= Tony Phelan =

American television director, producer and writer

Tony Phelan is an American television screenwriter, producer and director. He is married to television producer and screenwriter Joan Rater.

Phelan is best known for his work on ABC's Grey's Anatomy, for which he has been nominated for two Emmys and three WGA awards, winning one shared with the show's writing team. On Grey's Anatomy, he produced over two dozen episodes, wrote five and served as co-executive producer for another eighteen. His wife also works on the show, which they joined at the beginning of the second season. Together, they became executive producers and ran the writers room alongside show creator Shonda Rhimes. They left the show after the tenth season ended sealing a two-year deal with CBS Television Studios. While at CBS, under their production company Midwest Livestock, the pair created the legal drama Doubt which lasted one season. They then signed an overall deal with NBC/Universal and created the family drama Council of Dads which ran for 13 episodes.

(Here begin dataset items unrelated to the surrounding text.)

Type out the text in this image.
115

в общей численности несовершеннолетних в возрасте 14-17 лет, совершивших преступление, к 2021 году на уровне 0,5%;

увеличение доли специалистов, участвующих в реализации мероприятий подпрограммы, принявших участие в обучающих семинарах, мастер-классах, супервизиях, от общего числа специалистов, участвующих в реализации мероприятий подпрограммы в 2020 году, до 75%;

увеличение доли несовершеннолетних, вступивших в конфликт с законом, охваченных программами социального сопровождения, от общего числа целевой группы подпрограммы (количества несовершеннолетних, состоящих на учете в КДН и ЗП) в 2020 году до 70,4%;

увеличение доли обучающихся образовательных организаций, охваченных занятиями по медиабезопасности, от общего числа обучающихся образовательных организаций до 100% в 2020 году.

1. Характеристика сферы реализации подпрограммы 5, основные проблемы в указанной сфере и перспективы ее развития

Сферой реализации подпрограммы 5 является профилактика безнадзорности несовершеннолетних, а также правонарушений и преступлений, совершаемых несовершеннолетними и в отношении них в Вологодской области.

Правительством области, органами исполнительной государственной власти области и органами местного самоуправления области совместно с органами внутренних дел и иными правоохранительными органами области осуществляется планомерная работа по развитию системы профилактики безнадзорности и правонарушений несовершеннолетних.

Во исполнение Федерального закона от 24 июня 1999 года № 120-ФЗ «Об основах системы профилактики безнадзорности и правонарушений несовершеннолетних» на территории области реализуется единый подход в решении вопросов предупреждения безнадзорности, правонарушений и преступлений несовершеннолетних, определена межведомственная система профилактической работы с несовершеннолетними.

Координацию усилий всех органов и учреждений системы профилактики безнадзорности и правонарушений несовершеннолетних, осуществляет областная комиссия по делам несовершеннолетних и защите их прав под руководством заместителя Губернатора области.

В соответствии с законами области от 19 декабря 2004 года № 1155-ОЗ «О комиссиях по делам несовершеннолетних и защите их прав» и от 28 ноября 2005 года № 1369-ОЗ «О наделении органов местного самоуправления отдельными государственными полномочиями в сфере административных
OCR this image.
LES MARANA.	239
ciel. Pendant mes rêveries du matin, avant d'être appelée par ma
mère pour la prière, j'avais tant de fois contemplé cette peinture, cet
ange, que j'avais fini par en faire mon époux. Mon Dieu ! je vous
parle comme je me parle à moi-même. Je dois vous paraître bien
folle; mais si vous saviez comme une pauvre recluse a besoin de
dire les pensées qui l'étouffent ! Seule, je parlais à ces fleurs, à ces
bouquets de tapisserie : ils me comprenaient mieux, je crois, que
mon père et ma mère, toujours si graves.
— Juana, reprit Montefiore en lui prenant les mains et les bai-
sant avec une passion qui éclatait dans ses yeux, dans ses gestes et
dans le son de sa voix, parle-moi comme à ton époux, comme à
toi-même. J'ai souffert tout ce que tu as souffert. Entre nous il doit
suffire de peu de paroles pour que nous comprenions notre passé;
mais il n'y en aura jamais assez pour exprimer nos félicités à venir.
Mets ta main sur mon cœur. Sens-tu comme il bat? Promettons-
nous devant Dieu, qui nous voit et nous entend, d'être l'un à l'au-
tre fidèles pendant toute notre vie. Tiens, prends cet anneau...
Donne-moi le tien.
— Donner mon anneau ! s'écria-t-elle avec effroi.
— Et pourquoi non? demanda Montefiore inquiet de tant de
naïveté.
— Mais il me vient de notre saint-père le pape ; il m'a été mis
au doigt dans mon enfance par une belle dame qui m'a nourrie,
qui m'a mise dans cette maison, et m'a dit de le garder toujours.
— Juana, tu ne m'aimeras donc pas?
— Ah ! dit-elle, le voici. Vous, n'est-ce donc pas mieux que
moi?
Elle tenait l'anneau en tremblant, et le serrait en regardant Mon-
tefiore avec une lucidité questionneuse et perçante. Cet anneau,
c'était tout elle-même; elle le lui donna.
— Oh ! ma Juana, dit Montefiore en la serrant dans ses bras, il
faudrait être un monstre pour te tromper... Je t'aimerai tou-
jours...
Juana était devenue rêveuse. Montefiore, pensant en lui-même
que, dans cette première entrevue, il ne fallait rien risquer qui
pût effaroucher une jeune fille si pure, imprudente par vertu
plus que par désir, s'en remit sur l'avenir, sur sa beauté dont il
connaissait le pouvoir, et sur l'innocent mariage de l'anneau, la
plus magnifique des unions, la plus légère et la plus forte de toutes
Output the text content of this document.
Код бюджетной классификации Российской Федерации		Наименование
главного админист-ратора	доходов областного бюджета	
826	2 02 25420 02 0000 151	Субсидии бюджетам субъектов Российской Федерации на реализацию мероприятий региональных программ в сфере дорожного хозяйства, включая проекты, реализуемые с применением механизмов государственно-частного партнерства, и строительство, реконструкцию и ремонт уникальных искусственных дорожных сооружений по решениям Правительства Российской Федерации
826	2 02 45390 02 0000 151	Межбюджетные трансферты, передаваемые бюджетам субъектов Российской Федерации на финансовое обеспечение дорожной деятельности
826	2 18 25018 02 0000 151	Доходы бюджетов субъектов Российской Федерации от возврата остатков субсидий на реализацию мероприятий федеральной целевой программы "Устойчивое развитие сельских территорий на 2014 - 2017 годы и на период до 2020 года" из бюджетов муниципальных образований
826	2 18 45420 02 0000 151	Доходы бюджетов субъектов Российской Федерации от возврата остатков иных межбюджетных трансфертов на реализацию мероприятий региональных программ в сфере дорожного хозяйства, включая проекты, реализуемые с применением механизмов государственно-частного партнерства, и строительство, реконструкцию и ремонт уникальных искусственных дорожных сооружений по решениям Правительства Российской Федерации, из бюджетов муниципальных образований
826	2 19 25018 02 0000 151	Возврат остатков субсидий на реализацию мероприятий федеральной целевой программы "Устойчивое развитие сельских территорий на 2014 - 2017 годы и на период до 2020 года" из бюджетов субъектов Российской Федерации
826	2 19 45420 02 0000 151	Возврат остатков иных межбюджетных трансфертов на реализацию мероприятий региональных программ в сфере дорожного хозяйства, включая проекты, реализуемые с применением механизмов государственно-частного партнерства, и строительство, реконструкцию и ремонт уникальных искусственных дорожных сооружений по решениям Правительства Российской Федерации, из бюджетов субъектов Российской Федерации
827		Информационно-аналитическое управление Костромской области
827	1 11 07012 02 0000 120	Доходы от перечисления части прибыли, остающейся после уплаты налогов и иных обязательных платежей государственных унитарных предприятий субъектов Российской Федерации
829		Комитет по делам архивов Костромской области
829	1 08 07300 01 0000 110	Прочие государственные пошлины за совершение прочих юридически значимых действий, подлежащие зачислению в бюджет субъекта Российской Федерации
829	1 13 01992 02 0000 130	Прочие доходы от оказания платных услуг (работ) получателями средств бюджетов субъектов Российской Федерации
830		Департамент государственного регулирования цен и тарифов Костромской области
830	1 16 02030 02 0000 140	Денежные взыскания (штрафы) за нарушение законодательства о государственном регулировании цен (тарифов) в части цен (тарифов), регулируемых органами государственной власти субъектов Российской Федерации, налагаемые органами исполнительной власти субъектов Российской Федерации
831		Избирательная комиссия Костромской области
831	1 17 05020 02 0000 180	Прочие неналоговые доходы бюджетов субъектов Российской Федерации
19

Most recently, Phelan and Rater created the critically acclaimed historical limited series A Small Light for NatGeo and Disney+. This story of Miep Gies who helped hide the Frank family in Amsterdam during World War II won the Humanitas Prize in Limited Series; the
Gotham Award for Best Breakthrough Series; and the Television Academy Honors for a drama series that creates awareness, enlightens, educates and/or positively motivates audiences.

They are also the creators and executive producers of Fire Country on CBS, and Sheriff Country which premieres Fall 2025.

Phelan got his start as a TV director on Grey's Anatomy, eventually directing multiple episodes including the musical episode. He later directed episodes of Madam Secretary, Doubt, Council of Dads and A Small Light.

His other work includes producing and writing for Madam Secretary Law & Order: Trial by Jury, and writing for the programs Push, Nevada, Threat Matrix, MDs, Haunting Sarah, Fling, and Cover Me.